La preocupación sobre la protección de nuestros datos tiene fundamento, pero quien nos puede proteger de un uso malévolo es también el algoritmo
Un algoritmo decide las propuestas que Google te ofrece ante una búsqueda, sabiendo por la experiencia anterior qué te interesa realmente; otro selecciona las entradas que aparecen en tu muro de Facebook y te silencia otras y te sugiere posibles amistades; un tercero te recomienda libros, música y productos en cuanto te asomas a la web de Amazon. Tripadvisor sabe qué tipo de vacaciones te gustan, e-dreams a dónde sueles viajar y el corrector automático te cambia lo que escribes porque a veces sabe bien lo que quieres decir, y tu asistente personal te recuerda que hace días que no llamas a tu madre. Todo eso, y todo lo demás, lo gobierna su majestad el algoritmo.

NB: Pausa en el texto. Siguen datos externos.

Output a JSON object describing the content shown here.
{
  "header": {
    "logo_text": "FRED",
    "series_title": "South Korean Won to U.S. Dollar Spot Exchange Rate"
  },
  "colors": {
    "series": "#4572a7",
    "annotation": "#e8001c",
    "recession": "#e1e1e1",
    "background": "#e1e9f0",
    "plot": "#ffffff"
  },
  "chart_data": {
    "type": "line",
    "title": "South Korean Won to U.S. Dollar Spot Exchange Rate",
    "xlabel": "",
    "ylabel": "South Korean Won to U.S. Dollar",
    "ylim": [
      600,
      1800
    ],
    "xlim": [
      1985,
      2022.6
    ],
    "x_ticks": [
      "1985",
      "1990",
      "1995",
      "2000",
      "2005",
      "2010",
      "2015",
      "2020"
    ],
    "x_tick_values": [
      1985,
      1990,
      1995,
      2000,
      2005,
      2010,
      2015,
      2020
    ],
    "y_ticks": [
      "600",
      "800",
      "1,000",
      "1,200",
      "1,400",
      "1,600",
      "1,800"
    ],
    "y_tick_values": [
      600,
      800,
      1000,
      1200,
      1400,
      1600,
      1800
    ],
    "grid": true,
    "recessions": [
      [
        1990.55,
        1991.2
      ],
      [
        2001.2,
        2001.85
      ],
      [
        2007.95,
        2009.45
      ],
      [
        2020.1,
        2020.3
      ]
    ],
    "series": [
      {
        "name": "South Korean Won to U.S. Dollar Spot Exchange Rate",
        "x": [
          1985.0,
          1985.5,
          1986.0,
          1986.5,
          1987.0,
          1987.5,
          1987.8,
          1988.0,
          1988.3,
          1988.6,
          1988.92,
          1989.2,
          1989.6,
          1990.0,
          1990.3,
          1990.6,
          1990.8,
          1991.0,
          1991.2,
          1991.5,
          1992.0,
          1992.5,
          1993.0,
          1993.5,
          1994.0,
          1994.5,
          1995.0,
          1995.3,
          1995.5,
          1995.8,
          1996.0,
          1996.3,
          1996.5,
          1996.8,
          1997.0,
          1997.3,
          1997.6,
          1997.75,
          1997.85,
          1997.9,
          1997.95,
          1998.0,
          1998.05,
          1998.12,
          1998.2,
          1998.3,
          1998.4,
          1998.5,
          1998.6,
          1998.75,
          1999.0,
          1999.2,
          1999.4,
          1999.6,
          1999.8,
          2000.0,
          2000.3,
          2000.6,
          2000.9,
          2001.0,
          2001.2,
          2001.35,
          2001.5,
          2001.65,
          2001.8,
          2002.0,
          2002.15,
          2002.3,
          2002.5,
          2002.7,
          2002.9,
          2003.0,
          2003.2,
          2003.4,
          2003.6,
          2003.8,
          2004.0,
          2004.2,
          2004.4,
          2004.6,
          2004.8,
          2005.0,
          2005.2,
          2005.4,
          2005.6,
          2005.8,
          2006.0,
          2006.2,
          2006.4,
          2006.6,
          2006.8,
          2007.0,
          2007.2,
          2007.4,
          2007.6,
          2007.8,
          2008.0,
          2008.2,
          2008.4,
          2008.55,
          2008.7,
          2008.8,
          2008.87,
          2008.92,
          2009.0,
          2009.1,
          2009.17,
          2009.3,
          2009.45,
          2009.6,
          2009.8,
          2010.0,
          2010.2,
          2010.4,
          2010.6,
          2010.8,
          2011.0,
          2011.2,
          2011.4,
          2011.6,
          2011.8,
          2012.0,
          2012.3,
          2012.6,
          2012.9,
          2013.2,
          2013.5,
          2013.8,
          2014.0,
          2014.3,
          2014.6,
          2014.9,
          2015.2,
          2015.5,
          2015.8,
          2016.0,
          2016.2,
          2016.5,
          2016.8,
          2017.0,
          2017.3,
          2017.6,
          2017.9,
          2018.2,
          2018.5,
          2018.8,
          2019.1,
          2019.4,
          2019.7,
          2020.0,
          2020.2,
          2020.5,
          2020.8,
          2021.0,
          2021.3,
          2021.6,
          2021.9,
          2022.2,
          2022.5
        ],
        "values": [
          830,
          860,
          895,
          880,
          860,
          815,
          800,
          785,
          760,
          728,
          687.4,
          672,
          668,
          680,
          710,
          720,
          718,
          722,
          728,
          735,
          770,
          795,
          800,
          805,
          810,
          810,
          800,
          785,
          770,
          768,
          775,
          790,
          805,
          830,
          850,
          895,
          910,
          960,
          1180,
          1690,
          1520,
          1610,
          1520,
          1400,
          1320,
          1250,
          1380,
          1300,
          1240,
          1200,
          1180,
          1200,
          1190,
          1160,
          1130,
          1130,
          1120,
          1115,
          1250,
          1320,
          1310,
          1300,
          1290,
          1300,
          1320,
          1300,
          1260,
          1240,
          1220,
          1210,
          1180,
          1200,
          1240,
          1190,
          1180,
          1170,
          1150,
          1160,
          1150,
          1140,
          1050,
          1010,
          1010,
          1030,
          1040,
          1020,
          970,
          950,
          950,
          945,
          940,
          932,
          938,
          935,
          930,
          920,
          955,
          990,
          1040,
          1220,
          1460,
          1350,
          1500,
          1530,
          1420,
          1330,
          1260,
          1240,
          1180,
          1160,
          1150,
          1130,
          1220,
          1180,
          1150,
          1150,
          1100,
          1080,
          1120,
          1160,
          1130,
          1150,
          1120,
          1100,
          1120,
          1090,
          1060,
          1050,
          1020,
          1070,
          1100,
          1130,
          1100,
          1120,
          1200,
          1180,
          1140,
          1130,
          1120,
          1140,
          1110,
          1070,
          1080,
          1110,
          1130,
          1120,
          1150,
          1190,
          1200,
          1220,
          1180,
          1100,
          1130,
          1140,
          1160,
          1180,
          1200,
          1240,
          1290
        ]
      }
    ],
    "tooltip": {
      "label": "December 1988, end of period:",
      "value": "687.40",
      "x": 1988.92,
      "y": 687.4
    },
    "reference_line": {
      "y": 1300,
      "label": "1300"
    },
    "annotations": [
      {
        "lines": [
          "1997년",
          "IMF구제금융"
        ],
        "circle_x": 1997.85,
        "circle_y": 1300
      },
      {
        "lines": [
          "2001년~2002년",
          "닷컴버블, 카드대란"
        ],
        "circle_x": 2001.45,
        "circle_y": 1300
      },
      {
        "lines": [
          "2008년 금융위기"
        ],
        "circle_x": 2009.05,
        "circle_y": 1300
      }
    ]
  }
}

Esta ubicua palabra, que nació como un reconocimiento del matemático árabe Al-Khwarizmi, cuya obra llegó a Occidente a través de España, también evoca una amenaza. En la era de la información, cada vez somos más conscientes de la importancia de proteger nuestros datos. Con cierta frecuencia, los medios de comunicación nos cuentan algunos usos perversos de la información que acumulamos a través de las tecnologías de la información y sus herramientas. Los algoritmos gobiernan los programas de ordenador, los buscadores y las redes sociales, las apps del smartphone y las bases de datos donde nos tienen fichados. Sospechamos que con el algoritmo en la mano nos mantienen bajo estrecha vigilancia anónimos centros de poder, hasta el punto de conocernos mejor que nosotros mismos. La preocupación tiene fundamento, pero quien nos puede proteger de este uso malévolo es también el algoritmo.